After a long wait, Pearl Jam graced the stage once more, only this time they came out in their Halloween costumes. Dressed as Devo, complete with plastic yellow jump suits inscribed with DEVO, the plastic red hats that look like strange planters, and Vedder sporting a whip, the band played a spirited and dead-on cover of their biggest single, “Whip It.” Mike McCready, Jeff Ament, and Stone Gossard mimicked the famous robotic dancing, complete with guitars shaped like those of Devo fame. It was probably the most fun moment I've ever witnessed at a Pearl Jam concert over the years — however, there was even more to come.
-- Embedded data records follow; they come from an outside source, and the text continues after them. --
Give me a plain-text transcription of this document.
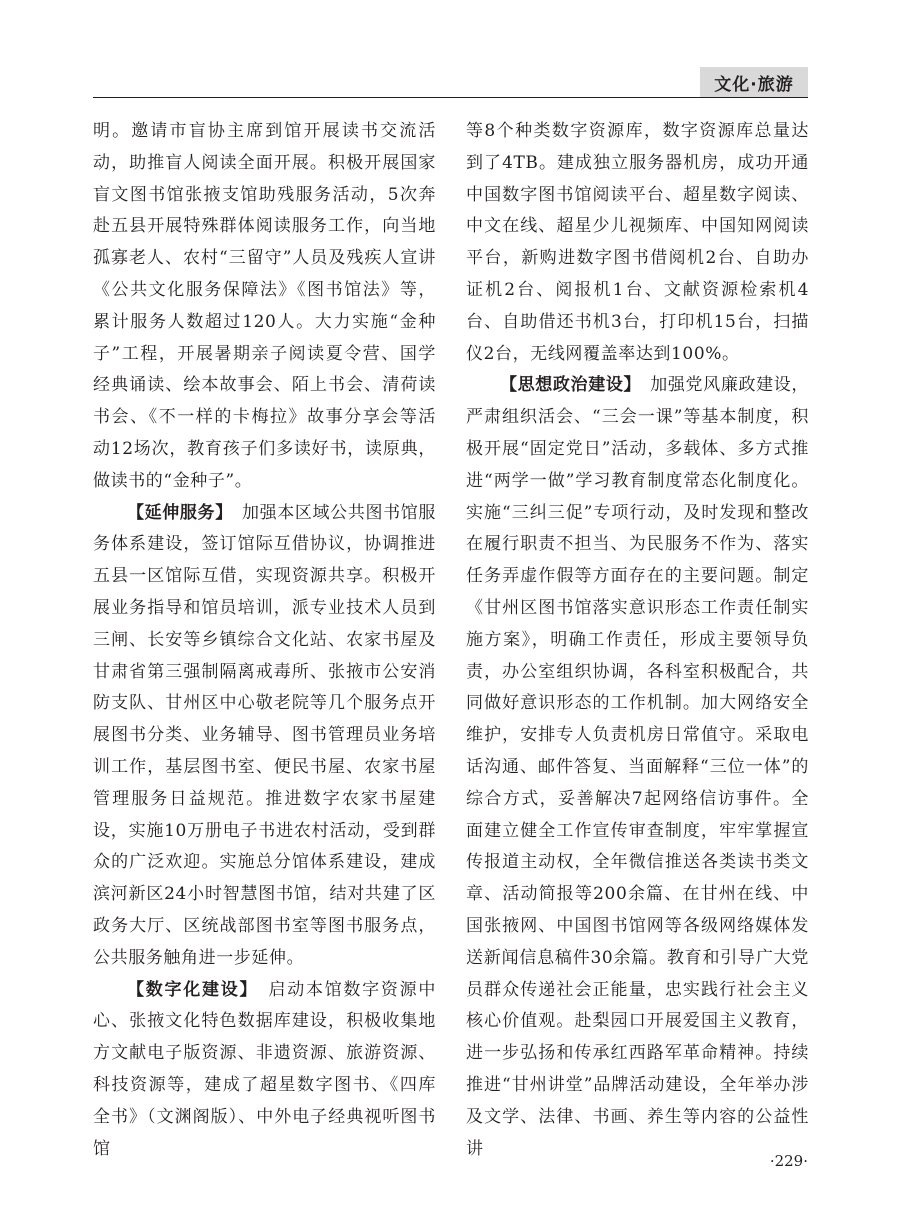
文化·旅游

明。邀请市盲协主席到馆开展读书交流活动，助推盲人阅读全面开展。积极开展国家盲文图书馆张掖支馆助残服务活动，5次奔赴五县开展特殊群体阅读服务工作，向当地孤寡老人、农村“三留守”人员及残疾人宣讲《公共文化服务保障法》《图书馆法》等，累计服务人数超过120人。大力实施“金种子”工程，开展暑期亲子阅读夏令营、国学经典诵读、绘本故事会、陌上书会、清荷读书会、《不一样的卡梅拉》故事分享会等活动12场次，教育孩子们多读好书，读原典，做读书的“金种子”。

【延伸服务】　加强本区域公共图书馆服务体系建设，签订馆际互借协议，协调推进五县一区馆际互借，实现资源共享。积极开展业务指导和馆员培训，派专业技术人员到三闸、长安等乡镇综合文化站、农家书屋及甘肃省第三强制隔离戒毒所、张掖市公安消防支队、甘州区中心敬老院等几个服务点开展图书分类、业务辅导、图书管理员业务培训工作，基层图书室、便民书屋、农家书屋管理服务日益规范。推进数字农家书屋建设，实施10万册电子书进农村活动，受到群众的广泛欢迎。实施总分馆体系建设，建成滨河新区24小时智慧图书馆，结对共建了区政务大厅、区统战部图书室等图书服务点，公共服务触角进一步延伸。

【数字化建设】　启动本馆数字资源中心、张掖文化特色数据库建设，积极收集地方文献电子版资源、非遗资源、旅游资源、科技资源等，建成了超星数字图书、《四库全书》（文渊阁版）、中外电子经典视听图书馆

等8个种类数字资源库，数字资源库总量达到了4TB。建成独立服务器机房，成功开通中国数字图书馆阅读平台、超星数字阅读、中文在线、超星少儿视频库、中国知网阅读平台，新购进数字图书借阅机2台、自助办证机2台、阅报机1台、文献资源检索机4台、自助借还书机3台，打印机15台，扫描仪2台，无线网覆盖率达到100%。

【思想政治建设】　加强党风廉政建设，严肃组织活会、“三会一课”等基本制度，积极开展“固定党日”活动，多载体、多方式推进“两学一做”学习教育制度常态化制度化。实施“三纠三促”专项行动，及时发现和整改在履行职责不担当、为民服务不作为、落实任务弄虚作假等方面存在的主要问题。制定《甘州区图书馆落实意识形态工作责任制实施方案》，明确工作责任，形成主要领导负责，办公室组织协调，各科室积极配合，共同做好意识形态的工作机制。加大网络安全维护，安排专人负责机房日常值守。采取电话沟通、邮件答复、当面解释“三位一体”的综合方式，妥善解决7起网络信访事件。全面建立健全工作宣传审查制度，牢牢掌握宣传报道主动权，全年微信推送各类读书类文章、活动简报等200余篇、在甘州在线、中国张掖网、中国图书馆网等各级网络媒体发送新闻信息稿件30余篇。教育和引导广大党员群众传递社会正能量，忠实践行社会主义核心价值观。赴梨园口开展爱国主义教育，进一步弘扬和传承红西路军革命精神。持续推进“甘州讲堂”品牌活动建设，全年举办涉及文学、法律、书画、养生等内容的公益性讲

·229·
The band kicked back in with rarely played gem “Satan's Bed,” and followed it with the first ever playing of “Sweet Lew,” featuring Ament on vocals and Vedder playing the basketball, dribbling it in rhythm to the song near a microphone. After all the hijinks, the band returned to their staples, the songs that make arenas shake and earned them the loyal following that they continue to have after 19 years as a band. They roared through “Do the Evolution” and “Better Man/Save It For Later.” After that, it was once again time for members to switch instruments, as Ament took over on guitar and Gossard on bass for “Smile,” a personal favorite off No Code.
It was finally time to start closing out the show, and no better way than a trio of songs that truly ignite the Pearl Jam experience in an arena setting. The band ripped into a long and powerful take on “Alive,” featuring Vedder's howl backed by 20,000 supporters and the signature fist pump during the closing jam. As I've stated in the past, this is their "Born to Run,” and they really bring fire to the place every time. The house lights then went on one final time for “Rockin' in the Free World,” and the party worked itself up even further when cannons spewed confetti from every corner of the building. Looking out, you could barely see the stage through the sea of tiny paper floating throughout the arena. Hundreds of balloons rained down from the ceiling, and everyone was joining in the party, as the band refused to let the party end. This was the most fun I'd ever had at a Pearl Jam concert, and it all seemed like a fitting end to this place. After a brief discussion while hundreds of onlookers popped balloons and cheered, the band closed the show with “Yellow Ledbetter,” their now-legendary closing song, and McCready took over at the end and finished the show out in the most fitting fashion possible: a spot-on cover of the Jimi Hendrix rendition of “the Star Spangled Banner.”
All told, there were 41 songs played across three hours and 40 minutes. Impressive stats. However it wasn't just that they seemed to play forever, and played some real rarities that night. It was the fun they were having on stage, and the pure joy they brought to the audience, that was the true reminder of why this band is one of the greatest live acts to ever grace a stage.